Radcliffe is fortunate to star opposite the endlessly subtle Richard Griffiths, Harry's dastardly Uncle Vernon in the Potter movies and a Tony Award winner last year for "The History Boys." Griffiths portrays Martin Dysart, the psychiatrist who slowly unravels the teenager's obsession and comes to envy his intense, transgressive communion with the horses.

This production will pack in the crowds thanks to Radcliffe's fame and the unstoppable Harry Potter brand. It deserves to succeed on its own merits. Radcliffe proves he can shed, at least temporarily, the boy wizard's robes.

"Equus" is on view until June 9. Radcliffe returns as the teenage wizard in "Harry Potter and the Order of the Phoenix," opening July 13.

Here's what some London critics are saying:

Charles Spencer, writing in The Daily Telegraph, said although "Equus" was full of "phoney baloney" and "pseudo-profundity," Radcliffe had shown he was more than just a middling movie wizard. "[He] brilliantly succeeds in throwing off the mantle of Harry Potter, announcing himself as a thrilling stage actor of unexpected range and depth," Spencer said.

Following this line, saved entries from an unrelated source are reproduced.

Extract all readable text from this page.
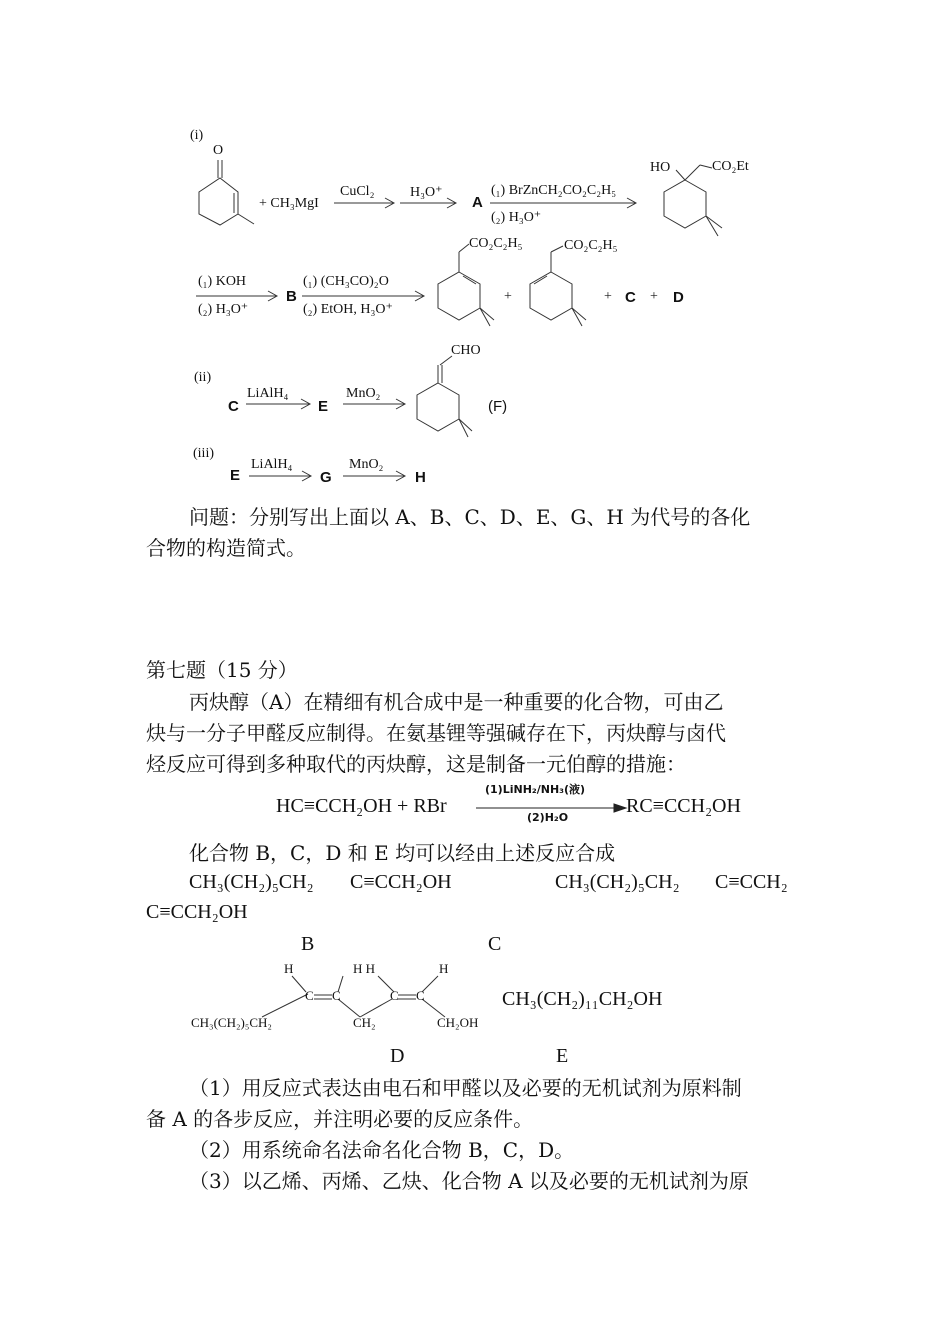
(i)
O
+ CH₃MgI
CuCl₂	H₃O⁺
A
(₁) BrZnCH₂CO₂C₂H₅
(₂) H₃O⁺
HO	CO₂Et
(₁) KOH
(₂) H₃O⁺
B
(₁) (CH₃CO)₂O
(₂) EtOH, H₃O⁺
CO₂C₂H₅
+
CO₂C₂H₅
+ C + D
(ii)
C
LiAlH₄
E
MnO₂
CHO
(F)
(iii)
E
LiAlH₄
G
MnO₂
H
问题：分别写出上面以 A、B、C、D、E、G、H 为代号的各化
合物的构造简式。
第七题（15 分）
丙炔醇（A）在精细有机合成中是一种重要的化合物，可由乙
炔与一分子甲醛反应制得。在氨基锂等强碱存在下，丙炔醇与卤代
烃反应可得到多种取代的丙炔醇，这是制备一元伯醇的措施：
HC≡CCH₂OH + RBr
(1)LiNH₂/NH₃(液)
(2)H₂O
RC≡CCH₂OH
化合物 B，C，D 和 E 均可以经由上述反应合成
CH₃(CH₂)₅CH₂ C≡CCH₂OH	CH₃(CH₂)₅CH₂ C≡CCH₂
C≡CCH₂OH
B	C
H	H H	H
C C	C C
CH₃(CH₂)₅CH₂	CH₂	CH₂OH
CH₃(CH₂)₁₁CH₂OH
D	E
（1）用反应式表达由电石和甲醛以及必要的无机试剂为原料制
备 A 的各步反应，并注明必要的反应条件。
（2）用系统命名法命名化合物 B，C，D。
（3）以乙烯、丙烯、乙炔、化合物 A 以及必要的无机试剂为原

The Times' Benedict Nightingale said there should have been only two questions on the audience's mind: "Is the boy wizard enough of a wizard to merit a place on stage beside Richard Griffiths? And how does Peter Shaffer's play stand up 34 years after its premiere?"

He said that while Radcliffe had proven himself on the stage, "The second question is that, though gripping and theatrically skillful, 'Equus' is at the root dated, pretentious, and even a bit pernicious."

The sentiment was echoed by Michael Billington, who wrote in The Guardian that the play romanticized pain. But he agreed "Equus" showed Radcliffe was "no flash in the magic pan."

"Forget all the prurient press speculation about Harry Potter's private parts," he said, referring to the scene at the end where Radcliffe is nude. "The revelation in this revival is that Daniel Radcliffe really can act."